Simon & Schuster Books for Young Readers; 144 pages; realistic fiction; ages 12 and up; ISBN: 978-1-4424-0343-7.
Bobby is 16, a good student who's planning to attend college. He's also a single father. Feather is the baby's name, and Nia is the mother, and we find out why she's no longer around as Angela Johnson's narrative unfolds, crisscrossing back and forth in time as it covers various events that have occurred in Bobby's life. Nia and he are presented with the option of giving Feather up for adoption, but once their lives are changed forever, Bobby decides to bring Feather home—to his mom's home, that is, and despite being a loving, attentive grandmother, she has no intention of taking care of Feather whenever her son is too tired or too busy with schoolwork to do it himself.

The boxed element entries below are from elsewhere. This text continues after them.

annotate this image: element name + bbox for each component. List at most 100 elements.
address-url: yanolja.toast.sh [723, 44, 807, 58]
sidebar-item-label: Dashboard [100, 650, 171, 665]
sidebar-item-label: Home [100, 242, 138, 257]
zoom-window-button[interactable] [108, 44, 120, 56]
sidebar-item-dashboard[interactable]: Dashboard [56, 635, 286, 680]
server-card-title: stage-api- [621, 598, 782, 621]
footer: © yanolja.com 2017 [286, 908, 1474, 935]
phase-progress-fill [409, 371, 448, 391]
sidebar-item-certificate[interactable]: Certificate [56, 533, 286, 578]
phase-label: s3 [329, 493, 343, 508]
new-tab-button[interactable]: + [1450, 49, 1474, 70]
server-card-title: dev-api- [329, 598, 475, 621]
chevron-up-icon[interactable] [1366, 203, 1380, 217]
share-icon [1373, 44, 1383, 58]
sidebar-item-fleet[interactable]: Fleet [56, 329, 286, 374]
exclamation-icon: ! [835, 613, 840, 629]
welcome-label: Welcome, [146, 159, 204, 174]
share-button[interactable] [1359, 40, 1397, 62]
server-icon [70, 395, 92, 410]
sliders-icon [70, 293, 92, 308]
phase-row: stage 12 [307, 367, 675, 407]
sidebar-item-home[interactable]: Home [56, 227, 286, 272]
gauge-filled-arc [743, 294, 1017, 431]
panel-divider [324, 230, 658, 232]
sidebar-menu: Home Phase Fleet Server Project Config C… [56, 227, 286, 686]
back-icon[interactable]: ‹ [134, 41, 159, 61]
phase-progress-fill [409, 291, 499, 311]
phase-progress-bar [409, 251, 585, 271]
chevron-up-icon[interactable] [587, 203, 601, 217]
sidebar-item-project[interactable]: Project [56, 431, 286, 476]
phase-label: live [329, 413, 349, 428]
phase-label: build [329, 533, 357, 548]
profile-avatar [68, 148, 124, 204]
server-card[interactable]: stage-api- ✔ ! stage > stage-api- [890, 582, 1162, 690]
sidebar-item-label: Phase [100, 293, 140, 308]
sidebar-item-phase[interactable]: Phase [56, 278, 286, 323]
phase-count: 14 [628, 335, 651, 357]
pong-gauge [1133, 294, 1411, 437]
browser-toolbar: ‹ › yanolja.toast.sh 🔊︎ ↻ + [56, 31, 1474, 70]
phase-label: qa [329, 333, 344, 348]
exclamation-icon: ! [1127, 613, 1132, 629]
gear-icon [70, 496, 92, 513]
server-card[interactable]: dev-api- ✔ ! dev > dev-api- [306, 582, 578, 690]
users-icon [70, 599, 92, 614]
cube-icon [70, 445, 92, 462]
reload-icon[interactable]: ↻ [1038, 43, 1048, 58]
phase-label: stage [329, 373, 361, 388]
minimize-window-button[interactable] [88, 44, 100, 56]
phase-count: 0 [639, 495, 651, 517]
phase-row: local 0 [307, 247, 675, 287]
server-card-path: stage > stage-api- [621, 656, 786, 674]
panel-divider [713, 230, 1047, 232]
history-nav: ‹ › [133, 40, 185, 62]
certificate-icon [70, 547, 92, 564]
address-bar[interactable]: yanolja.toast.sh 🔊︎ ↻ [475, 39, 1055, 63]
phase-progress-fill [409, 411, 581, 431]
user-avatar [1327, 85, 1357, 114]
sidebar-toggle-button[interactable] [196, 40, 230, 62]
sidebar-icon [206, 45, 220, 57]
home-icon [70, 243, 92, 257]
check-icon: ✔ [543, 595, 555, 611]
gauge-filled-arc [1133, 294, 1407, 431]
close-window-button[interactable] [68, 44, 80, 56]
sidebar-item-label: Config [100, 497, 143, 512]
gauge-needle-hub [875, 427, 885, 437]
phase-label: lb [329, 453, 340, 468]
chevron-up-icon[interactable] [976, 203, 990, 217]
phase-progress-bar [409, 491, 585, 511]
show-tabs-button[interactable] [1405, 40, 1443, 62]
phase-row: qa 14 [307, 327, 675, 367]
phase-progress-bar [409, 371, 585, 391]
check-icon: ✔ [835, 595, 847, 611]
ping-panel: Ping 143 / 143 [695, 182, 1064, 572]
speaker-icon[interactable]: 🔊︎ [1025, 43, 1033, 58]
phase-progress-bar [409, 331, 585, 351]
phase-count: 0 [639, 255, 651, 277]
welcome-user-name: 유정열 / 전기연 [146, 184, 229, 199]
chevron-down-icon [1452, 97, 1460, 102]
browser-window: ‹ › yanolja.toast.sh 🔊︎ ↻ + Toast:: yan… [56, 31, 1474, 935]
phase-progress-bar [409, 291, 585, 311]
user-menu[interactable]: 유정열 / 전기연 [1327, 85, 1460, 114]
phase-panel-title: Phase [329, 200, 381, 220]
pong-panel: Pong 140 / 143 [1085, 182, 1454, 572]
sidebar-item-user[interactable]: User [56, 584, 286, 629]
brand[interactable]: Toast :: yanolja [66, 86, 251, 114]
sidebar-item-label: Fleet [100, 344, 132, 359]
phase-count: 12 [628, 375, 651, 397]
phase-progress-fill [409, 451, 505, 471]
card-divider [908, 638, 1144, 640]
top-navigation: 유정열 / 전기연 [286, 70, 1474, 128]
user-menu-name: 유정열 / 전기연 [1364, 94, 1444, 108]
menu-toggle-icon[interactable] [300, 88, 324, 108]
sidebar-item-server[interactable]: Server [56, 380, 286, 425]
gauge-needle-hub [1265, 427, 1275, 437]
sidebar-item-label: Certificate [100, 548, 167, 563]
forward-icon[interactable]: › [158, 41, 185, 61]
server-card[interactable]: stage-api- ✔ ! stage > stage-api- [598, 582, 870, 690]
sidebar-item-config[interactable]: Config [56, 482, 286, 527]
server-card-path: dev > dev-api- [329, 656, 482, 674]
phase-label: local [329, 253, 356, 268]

The "tough love" reticence Bobby's mother displays as she adamantly refuses to let him deflect any of his parental responsibilities onto her, is my favorite aspect of The First Part Last. It's nice to see a pregnancy-centered "problem" novel for tweens and teens that's told from the father's perspective—one who doesn't leave the hard work to the mother—but the revelation of why Nia isn't around tips the story into soap-opera territory, and the conclusion pours on the schmaltz. Still, the novel's good qualities outweigh the bad.
Winner of the 2004 Michael L. Printz Award and 2004 Coretta Scott King Award. For further reading, check out Angela Johnson's Heaven (1998), another Coretta Scott King Award winner, in which Bobby makes his first appearance.